The federal government is asking states to help house and care for thousands of unaccompanied minors coming to the U.S.-Mexico border. Reynolds is not only denying that request, she’s going out of her way to politicize the suffering of children.
It makes you wonder if Reynolds and her allies would have been willing to offer a mere corner of the manger to the newborn messiah.
"This is not our problem. This is the president's problem. He is the one that opened the borders. He needs to be responsible for this, and he needs to stop it,” Reynolds said last week during an interview on WHO Radio.
The idea that President Joe Biden “opened the borders” is pure fiction. In reality, the ongoing crisis at the border can be blamed on Biden upholding his predecessor’s extreme border restrictions.
It makes you wonder if Reynolds and her allies would have been willing to offer a mere corner of the manger to the newborn messiah.
Under U.S. law, migrants can apply for asylum at ports of entry on the Mexican border. The Trump administration implemented strict limits on legal entry, expanding on a temporary “metering” policy employed by the Obama administration.
Four months in, Biden has not yet finalized the paperwork to reverse Trump’s border crackdown. Under Biden, the United States this year is set to accept the fewest refugees of any year on record, according to a report from the humanitarian group International Rescue Committee.
Migrants are told to come “the right way” but there is no right way available to them. With no legal means to enter the United States, some migrants have been forced to set up camps outside the border or enter the country illegally. Those conditions led to the problems we now face — desperate parents sending their innocent children across the border because they have no better option.

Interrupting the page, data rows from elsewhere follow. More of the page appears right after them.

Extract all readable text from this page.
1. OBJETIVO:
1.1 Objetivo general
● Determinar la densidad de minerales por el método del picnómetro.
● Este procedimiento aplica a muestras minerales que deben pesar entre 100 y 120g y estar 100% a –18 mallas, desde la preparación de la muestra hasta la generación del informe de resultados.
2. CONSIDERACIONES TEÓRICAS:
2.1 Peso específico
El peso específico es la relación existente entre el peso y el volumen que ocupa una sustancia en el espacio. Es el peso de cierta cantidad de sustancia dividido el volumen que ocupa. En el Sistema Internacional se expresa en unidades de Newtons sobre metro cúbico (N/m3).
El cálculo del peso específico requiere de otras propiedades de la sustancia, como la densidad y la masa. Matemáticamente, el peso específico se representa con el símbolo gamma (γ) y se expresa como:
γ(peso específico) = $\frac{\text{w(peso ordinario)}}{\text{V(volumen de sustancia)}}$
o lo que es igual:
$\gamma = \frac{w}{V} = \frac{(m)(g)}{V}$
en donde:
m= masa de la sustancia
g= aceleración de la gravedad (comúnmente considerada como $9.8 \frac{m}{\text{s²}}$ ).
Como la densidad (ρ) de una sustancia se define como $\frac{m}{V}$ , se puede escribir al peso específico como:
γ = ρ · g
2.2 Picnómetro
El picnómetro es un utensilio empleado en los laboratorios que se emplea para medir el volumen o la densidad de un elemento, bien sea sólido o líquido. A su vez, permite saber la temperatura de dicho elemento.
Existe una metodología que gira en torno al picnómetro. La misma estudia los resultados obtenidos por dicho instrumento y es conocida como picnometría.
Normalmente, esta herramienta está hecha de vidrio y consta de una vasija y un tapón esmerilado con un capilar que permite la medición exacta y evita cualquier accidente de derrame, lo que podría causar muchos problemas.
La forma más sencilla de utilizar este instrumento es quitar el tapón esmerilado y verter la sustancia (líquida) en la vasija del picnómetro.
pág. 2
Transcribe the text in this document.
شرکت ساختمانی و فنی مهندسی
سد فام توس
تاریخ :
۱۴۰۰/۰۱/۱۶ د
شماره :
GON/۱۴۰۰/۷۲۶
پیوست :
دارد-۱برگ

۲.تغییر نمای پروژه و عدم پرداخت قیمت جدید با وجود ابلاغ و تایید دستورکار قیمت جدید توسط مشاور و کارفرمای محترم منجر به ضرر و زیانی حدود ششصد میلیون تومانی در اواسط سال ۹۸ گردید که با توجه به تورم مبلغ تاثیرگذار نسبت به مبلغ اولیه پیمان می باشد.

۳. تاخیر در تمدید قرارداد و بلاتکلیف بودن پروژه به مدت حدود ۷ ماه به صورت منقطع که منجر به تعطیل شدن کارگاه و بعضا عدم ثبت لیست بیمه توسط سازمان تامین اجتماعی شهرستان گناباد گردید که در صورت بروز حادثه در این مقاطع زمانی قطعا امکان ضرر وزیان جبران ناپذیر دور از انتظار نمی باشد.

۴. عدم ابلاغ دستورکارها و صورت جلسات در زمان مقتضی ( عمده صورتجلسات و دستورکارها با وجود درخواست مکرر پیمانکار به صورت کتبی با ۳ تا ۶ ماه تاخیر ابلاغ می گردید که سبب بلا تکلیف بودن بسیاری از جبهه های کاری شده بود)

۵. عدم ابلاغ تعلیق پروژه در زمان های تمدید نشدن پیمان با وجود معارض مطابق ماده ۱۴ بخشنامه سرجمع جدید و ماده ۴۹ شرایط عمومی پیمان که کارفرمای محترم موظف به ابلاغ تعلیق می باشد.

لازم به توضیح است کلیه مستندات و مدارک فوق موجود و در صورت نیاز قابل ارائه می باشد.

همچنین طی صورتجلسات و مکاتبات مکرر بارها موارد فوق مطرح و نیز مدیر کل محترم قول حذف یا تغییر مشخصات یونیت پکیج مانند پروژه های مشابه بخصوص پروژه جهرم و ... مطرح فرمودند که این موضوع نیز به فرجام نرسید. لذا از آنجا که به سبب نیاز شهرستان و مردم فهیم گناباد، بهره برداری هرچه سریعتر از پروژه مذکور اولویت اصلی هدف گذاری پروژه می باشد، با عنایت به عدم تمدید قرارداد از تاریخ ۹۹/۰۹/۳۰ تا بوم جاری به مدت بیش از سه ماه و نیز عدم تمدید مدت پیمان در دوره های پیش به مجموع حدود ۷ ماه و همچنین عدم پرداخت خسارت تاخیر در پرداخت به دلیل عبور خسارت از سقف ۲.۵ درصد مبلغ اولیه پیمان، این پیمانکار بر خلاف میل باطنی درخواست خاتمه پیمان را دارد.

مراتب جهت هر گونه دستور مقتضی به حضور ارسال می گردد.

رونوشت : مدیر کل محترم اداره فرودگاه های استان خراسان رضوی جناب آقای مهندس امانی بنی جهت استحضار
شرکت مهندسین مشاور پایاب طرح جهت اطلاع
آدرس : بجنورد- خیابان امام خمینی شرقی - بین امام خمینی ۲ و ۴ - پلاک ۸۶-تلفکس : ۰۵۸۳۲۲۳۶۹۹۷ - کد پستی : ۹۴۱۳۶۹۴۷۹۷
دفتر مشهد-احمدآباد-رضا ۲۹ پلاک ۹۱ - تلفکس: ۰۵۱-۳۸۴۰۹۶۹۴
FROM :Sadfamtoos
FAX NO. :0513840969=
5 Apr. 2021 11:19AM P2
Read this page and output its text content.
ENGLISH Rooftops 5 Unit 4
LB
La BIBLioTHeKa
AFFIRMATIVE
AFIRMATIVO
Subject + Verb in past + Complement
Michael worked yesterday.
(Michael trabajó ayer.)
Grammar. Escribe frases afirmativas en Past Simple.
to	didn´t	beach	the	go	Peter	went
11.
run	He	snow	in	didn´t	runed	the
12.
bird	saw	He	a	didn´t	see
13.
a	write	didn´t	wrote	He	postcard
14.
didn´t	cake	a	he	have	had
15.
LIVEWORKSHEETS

Presidents, Congresses and governors of the last few decades all share some of the responsibility for creating this mess. The country needs comprehensive immigration reform to make it easier to legally come to our country and negate the incentive to come illegally, thereby undercutting the traffickers and smugglers.
But we must not use past inaction and mismanagement as a justification to turn our backs on a humanitarian crisis. Leaders must put politics aside and offer assistance to children in need, no matter where they came from.
Before the Trump era, many mainstream Republicans had practical and compassionate views on immigration. Ronald Reagan, a border-state governor before becoming president, signed a bill to simultaneously increase border security and grant amnesty to millions living in the country illegally. George W. Bush, another border governor, backed a bill to offer legal status to millions more immigrants, though the proposal ultimately faltered.
Former Iowa Gov. Robert Ray — mentor to Reynolds’ mentor, Terry Branstad — is the shining example of a humanitarian Republican.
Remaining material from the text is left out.